Updated version of panoptyks 2022 guerilla guide
This work is based on the **guerrila guide to installing pwnagotchi **. For reference see this reddit post and pastebin of panoptyk.
Even the new writeup seems very incomplete, and with the WaveShare V4 is currently shipping, these are all the steps that it took to get mine working correctly. I am sharing this information hopefully to help the next person in getting it setup, as it seems like the Pwnagotchi is a good introduction into Computer/Wifi Security. Some bugs are still unresolved, see Section known bugs.

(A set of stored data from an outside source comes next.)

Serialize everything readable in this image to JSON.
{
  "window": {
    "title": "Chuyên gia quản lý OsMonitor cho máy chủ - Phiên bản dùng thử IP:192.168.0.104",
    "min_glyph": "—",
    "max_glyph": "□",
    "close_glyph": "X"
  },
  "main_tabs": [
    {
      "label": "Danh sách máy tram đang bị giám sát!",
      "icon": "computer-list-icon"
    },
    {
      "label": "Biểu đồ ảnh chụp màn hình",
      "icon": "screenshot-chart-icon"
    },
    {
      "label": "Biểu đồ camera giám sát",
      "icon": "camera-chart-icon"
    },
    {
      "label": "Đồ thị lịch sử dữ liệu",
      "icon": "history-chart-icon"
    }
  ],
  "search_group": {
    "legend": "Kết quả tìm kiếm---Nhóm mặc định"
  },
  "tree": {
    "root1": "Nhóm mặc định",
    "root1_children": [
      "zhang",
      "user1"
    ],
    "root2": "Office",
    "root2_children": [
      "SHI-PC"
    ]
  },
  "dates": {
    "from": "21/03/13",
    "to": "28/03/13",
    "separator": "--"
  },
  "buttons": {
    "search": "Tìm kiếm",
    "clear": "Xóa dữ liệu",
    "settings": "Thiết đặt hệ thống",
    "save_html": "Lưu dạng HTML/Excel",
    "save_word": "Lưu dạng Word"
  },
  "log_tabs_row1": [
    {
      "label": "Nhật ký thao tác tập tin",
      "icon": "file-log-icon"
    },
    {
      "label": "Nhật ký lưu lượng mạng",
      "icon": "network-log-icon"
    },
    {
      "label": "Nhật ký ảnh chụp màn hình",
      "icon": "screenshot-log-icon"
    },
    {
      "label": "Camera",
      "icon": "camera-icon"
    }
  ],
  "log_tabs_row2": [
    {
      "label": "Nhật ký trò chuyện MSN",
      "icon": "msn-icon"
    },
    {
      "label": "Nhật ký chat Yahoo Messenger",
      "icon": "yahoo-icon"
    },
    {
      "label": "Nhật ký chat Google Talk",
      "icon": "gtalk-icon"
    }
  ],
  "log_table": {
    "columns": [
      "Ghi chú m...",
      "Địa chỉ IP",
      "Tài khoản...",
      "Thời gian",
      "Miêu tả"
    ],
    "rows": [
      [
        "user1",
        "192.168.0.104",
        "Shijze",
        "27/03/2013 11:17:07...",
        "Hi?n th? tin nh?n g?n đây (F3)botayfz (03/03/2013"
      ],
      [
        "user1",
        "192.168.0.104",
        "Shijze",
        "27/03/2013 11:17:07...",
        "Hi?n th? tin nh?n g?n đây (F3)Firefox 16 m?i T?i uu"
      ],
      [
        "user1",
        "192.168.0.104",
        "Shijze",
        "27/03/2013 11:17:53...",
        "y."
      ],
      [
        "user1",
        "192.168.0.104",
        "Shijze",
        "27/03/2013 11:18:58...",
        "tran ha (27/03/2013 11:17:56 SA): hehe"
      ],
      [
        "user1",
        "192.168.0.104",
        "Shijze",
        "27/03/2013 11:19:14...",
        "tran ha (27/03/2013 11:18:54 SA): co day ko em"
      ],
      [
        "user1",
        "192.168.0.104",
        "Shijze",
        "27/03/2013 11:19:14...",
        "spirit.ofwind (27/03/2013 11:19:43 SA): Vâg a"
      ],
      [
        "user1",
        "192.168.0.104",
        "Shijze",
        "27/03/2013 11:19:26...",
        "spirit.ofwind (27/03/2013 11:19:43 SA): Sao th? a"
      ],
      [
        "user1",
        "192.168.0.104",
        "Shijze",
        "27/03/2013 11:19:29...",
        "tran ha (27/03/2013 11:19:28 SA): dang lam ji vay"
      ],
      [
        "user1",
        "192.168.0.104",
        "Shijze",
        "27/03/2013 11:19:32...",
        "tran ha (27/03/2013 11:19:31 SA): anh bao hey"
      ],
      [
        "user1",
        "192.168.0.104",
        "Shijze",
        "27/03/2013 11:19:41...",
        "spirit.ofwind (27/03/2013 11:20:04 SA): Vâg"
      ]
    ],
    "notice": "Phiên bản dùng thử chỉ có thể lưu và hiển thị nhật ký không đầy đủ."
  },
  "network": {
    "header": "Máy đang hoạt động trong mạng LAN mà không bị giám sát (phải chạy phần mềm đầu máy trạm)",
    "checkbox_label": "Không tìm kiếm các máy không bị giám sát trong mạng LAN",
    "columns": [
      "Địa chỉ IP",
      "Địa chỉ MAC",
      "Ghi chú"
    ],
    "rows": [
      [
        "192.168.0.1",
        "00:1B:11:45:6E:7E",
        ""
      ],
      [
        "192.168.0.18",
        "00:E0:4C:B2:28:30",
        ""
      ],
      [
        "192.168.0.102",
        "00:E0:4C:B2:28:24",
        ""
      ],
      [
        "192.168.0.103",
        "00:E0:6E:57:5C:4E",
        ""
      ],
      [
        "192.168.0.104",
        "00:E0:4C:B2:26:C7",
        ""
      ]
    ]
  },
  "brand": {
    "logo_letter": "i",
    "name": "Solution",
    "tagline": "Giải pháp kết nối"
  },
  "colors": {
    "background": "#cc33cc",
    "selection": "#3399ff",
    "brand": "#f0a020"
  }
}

However, the normal installation guide from the official website is still valid by and large, so this document will mostly provide details regarding deviations/addons to the standard installation procedure.
The specific hardware I myself have been using for my build is this:
- Raspberry Pi Zero WH (RP0W) (amazon)
- Waveshare 2.13 V4 (amazon)
- PiSugar 2 (2 LED-version) (amazon)
- Samsung Evo 32GB micro SD (amazon)
I will do my best to reference and credit every source, please add sources where missing and/or drop me a hint. Majority of this document has been created in 2023-12, things are moving fast and surely another year later there will be other stuff broken, and other fixes available.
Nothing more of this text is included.